I am a big fan of hugging face, but whenever these examples come up, they always seem to be half baked and don’t quite work well, and are not compelling. I think it would behoove them to polish these a little more, in my opinion.
I think that's a feature of GANS more than anything else. Most papers are cherry picking results to a pretty extreme degree so that they look visually impressive but here you're seeing raw results.
I am super familiar with the generative modeling space, have designed them and deployed to real prod, and I will say you’re right that generative modeling results can be hit or miss. But, I was more referring to the page layout, its unreliability (seemed like the author was live debugging in this thread?), poor UX (seems like people can’t easily figure out the page), etc. rather than anything about the model itself (though tbh I also don’t find Pokémon GAN Number 10,000 compelling as a topic). Fundamentally though you do have to always consider results from the latest papers with some baseline skepticism.
Could you give examples of using GAN in prod? Recently there was a discussion on Twitter about the reduced number of GAN papers in the last few years, and some people mentioned that they did not find adoption in industry.
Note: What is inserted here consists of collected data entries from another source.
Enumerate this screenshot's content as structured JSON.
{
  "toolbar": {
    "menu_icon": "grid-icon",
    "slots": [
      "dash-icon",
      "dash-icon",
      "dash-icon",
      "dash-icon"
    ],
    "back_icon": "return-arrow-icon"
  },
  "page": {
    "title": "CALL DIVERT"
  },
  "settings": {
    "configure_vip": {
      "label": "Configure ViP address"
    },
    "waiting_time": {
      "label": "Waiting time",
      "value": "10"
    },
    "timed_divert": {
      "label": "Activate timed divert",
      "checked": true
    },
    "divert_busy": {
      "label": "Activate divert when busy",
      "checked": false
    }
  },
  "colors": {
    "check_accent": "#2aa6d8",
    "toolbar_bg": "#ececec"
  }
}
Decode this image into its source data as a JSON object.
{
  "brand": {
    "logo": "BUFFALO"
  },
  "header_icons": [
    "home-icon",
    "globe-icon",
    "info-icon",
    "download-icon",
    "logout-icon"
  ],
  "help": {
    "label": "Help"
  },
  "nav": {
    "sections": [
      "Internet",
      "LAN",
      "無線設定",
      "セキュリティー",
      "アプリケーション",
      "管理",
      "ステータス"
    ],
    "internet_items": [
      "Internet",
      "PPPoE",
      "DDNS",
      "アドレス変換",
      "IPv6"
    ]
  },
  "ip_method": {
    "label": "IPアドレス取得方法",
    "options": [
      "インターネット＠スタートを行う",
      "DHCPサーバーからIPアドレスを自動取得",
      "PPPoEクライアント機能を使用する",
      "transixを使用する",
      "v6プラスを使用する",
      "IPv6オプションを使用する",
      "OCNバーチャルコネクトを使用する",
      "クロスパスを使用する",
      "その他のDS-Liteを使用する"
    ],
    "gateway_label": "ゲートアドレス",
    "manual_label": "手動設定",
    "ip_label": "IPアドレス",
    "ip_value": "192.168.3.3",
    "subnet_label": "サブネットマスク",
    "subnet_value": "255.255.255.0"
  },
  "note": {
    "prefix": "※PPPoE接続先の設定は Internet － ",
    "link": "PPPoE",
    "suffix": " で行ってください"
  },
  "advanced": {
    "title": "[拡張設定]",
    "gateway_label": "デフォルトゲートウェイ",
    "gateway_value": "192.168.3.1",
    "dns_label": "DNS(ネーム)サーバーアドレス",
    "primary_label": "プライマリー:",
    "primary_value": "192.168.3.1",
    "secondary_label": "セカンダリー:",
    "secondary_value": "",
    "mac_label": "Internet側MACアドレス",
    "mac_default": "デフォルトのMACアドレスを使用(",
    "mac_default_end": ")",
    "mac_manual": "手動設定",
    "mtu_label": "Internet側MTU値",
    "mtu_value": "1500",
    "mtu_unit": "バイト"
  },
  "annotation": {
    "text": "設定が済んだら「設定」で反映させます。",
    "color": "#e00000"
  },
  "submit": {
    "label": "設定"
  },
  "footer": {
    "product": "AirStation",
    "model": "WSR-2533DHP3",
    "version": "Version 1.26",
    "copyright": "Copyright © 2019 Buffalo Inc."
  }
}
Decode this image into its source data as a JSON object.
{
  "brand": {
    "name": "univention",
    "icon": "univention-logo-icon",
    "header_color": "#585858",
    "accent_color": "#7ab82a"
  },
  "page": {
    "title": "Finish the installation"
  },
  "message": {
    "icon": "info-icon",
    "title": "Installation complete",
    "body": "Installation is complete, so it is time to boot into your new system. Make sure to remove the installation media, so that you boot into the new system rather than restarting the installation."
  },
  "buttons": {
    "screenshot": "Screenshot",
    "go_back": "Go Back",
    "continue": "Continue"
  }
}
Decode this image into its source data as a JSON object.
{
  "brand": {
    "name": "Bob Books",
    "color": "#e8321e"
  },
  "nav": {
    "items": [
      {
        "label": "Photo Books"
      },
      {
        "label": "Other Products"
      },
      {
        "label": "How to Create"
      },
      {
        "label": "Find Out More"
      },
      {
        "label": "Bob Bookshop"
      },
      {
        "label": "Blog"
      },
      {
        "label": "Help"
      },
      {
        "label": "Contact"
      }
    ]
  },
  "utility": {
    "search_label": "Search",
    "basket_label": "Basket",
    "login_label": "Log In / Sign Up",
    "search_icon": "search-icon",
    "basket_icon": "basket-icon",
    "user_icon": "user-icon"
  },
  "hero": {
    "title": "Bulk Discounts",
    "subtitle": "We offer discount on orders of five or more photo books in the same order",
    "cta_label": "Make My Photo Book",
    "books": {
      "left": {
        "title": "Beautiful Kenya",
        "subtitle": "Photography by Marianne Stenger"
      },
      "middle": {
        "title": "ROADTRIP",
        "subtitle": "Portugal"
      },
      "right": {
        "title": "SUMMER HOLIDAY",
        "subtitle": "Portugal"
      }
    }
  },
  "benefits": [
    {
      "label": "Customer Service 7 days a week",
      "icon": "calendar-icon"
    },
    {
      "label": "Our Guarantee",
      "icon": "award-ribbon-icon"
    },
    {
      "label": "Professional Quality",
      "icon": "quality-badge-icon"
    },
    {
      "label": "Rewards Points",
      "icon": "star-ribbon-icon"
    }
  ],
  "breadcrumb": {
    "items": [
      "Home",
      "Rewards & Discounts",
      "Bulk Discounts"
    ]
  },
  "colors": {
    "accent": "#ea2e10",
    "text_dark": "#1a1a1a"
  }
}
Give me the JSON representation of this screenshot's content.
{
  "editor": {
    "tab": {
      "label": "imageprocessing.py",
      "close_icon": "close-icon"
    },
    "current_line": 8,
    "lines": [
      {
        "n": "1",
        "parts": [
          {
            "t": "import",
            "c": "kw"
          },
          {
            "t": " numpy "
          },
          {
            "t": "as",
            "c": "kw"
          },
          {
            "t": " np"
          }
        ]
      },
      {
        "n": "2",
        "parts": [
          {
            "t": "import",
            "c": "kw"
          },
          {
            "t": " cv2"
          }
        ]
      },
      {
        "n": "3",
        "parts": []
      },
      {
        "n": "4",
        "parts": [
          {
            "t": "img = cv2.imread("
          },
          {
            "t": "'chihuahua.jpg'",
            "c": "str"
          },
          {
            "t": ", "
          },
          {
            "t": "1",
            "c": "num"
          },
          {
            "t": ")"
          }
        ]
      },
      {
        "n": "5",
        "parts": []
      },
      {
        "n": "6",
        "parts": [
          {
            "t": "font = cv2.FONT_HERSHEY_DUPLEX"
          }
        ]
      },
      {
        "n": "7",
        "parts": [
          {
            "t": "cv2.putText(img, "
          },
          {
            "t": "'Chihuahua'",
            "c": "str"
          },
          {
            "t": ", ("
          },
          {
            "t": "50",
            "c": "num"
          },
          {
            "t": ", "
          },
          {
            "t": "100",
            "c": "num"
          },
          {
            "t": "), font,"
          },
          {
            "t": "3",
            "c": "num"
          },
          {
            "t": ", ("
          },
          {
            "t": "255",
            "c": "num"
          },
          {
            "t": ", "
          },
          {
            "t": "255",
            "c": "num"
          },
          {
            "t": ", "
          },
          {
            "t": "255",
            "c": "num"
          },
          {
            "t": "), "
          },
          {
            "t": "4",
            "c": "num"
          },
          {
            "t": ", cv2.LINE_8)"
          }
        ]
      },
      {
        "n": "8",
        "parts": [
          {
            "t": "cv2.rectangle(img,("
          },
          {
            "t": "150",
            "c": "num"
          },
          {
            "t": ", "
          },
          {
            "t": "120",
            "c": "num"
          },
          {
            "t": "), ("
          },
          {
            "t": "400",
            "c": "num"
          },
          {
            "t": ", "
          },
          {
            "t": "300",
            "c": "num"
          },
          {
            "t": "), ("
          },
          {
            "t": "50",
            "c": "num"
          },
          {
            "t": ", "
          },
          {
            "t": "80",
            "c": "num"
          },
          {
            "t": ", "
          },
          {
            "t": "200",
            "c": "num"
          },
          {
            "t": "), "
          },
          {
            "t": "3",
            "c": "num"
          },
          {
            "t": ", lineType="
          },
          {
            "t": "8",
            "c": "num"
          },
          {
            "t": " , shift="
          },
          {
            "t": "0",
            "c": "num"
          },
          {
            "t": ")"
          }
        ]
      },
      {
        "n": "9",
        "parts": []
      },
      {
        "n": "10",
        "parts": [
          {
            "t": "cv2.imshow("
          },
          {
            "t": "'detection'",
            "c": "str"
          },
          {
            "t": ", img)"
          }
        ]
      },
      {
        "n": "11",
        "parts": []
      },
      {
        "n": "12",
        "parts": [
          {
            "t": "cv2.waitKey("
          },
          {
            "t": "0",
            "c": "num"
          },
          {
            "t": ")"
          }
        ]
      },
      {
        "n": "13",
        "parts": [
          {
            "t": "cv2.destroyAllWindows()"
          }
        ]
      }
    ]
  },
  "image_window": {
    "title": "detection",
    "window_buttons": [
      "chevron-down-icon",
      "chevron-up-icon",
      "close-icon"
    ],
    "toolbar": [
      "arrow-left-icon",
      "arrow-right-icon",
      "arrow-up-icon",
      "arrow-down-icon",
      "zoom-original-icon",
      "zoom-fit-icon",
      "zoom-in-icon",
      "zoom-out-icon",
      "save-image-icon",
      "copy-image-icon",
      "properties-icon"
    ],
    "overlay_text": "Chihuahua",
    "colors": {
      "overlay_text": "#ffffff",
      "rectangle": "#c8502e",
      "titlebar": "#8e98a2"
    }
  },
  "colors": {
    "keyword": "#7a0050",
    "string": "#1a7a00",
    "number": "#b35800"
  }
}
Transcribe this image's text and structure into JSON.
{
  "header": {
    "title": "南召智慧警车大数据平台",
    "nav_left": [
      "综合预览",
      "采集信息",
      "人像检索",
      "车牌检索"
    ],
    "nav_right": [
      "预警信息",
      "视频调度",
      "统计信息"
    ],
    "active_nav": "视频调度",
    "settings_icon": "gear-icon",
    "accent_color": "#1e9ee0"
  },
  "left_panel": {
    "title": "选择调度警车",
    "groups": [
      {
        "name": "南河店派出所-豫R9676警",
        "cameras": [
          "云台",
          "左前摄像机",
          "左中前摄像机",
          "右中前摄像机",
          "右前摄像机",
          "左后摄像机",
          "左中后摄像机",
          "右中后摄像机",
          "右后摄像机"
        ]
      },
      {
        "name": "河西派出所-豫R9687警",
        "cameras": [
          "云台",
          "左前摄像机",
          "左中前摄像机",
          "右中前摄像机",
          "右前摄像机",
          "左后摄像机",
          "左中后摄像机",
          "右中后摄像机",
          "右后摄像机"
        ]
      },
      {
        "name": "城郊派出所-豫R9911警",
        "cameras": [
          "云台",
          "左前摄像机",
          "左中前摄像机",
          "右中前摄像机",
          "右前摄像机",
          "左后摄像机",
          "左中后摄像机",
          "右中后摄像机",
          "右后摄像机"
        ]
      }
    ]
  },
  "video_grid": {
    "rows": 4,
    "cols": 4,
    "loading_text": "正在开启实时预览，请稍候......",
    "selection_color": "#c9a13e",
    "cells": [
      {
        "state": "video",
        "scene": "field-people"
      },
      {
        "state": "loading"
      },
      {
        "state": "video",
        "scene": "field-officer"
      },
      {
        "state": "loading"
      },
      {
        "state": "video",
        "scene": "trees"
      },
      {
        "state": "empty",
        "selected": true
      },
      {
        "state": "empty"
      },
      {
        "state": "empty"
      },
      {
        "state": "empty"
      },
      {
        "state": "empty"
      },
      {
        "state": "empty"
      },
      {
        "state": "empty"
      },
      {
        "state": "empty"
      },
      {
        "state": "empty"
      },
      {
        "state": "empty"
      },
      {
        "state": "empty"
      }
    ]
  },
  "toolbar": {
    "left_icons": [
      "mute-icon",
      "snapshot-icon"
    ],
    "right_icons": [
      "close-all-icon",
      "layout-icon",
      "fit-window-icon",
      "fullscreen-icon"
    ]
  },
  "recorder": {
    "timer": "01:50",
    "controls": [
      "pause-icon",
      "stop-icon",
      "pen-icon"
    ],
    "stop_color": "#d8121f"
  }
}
Sure, my team and I created “style transfer” GANs to help people better understand particular data in light of other data (the latter of which is usually easier to understand but not always available in practice). It ended up getting strongly positive feedback from large stakeholders, we secured a large contract to deploy, and deployed / maintain it as a SaaS. I even got a patent for the work! I’m sorry I can’t be too much more specific. But, it’s also partially why I may come across as slightly annoyed with the presentation here — HuggingFace is 100% something with functionality I would have preferred to leverage versus my team needing to handle modeling, training, building, releasing, deploying, SLAs, etc. And I would love to support them. But all the presentations being rudimentary with poor UX makes it difficult for me to use them to convince people of this fact, so it’s harder for me to get buy in from finance than it might otherwise be if HF released polished, well thought out demos.
As an aside. I do not personally feel the future of generative modeling is in generative art or creating new Pokémon or things like that, categories which broadly seem like neat tricks without real world usefulness or at least adoption.
That's awesome. If I may ask, the data you operate on are still image-like grids or do you operate on more basic data types (e.g. strings)?
Personally I'm also working on an industrial application, using a CycleGAN-based system to augment real world data (e.g. training a network to "paint" an object so we can apply traditional computer vision techniques such as a HSV filter to locate the object). It's quite promising for this kind of application, albeit hard to fine-tune.
This is image based, not text based. It’s very useful for a number of applications!
I think your usecase is extremely promising assuming it results in better quality output than just running a modern object detector. Another usecase I don’t have bandwidth for, but would likely be very marketable, is similar to what you’re saying but to allow the use of traditional algos like sift or surf across modalities.
I believe this was made by a community member, huggingface allows people to publish to their model repository to foster more open sharing of work in the ML space. You should look at this as in progress research and not a polished thing, and we should be grateful the space is so open.
Edit: Double checking it looks like they are affiliated with HF but it still is more of an open side project and anyone can contribute to the repository so quality will vary.
The most interesting part I think is how I can't really describe why the results are bad. The colors, art style, silhouettes, etc are all exactly right. But they are just incoherent on a deeper level. Pokemon designs don't all match to living or realistic animals, but they largely do. When I look at these and imagine we made it real, I can't picture it actually being able to live while most pokemon do satisfy this test.
I think this is why its failing. The test and criteria that make it more realistic are too hard for the GAN to work out.
That's my belief about why this (sort of) works where all the previous Pokemon-specific GANs fail so completely: it injects knowledge from ImageNet using a pretrained classifier. ImageNet has a decent number of animals, so some of the knowledge carries over. That makes them more coherent. But it's still going to fall short of the full distribution of animal images out there that SOTA stuff like ruDALL-E-*, GLIDE, ERNIE-ViLG, OFA, or Exaone train on.
Just rebuilt the app with more examples, so the queue should stay a lot shorter now. This was built using Gradio[0] and is hosted on Spaces[1]. Check out the paper[2] and github repo[3].
They are the numbers at the bottom left of the interface under the 'clear' button. Try clicking them and it will auto fill the input then you just click submit. Or what do you see?
That used a finetuned ruDALL-E which is not based on a GAN architecture and is much, much slower than a GAN, albeit the generated Pokemon are more coherent. You can play with it (with no queue) on your own Colab Notebook here: https://colab.research.google.com/drive/1A3t2gQofQGeXo5z1BAr...
Unbelievable how clean looking and artifact-free these neural net generated images have become (in a short short time!) compared to eg. this deconvolved monstrosity
Traditional GANs typically have a different problem called mode collapse, in which the generator learns one (or a few) outputs that the discriminator likes. Conditional GANs are given a condition as input and have more chance of overfitting, as the loss function is a combination of the GAN output and a supervised loss based on the condition.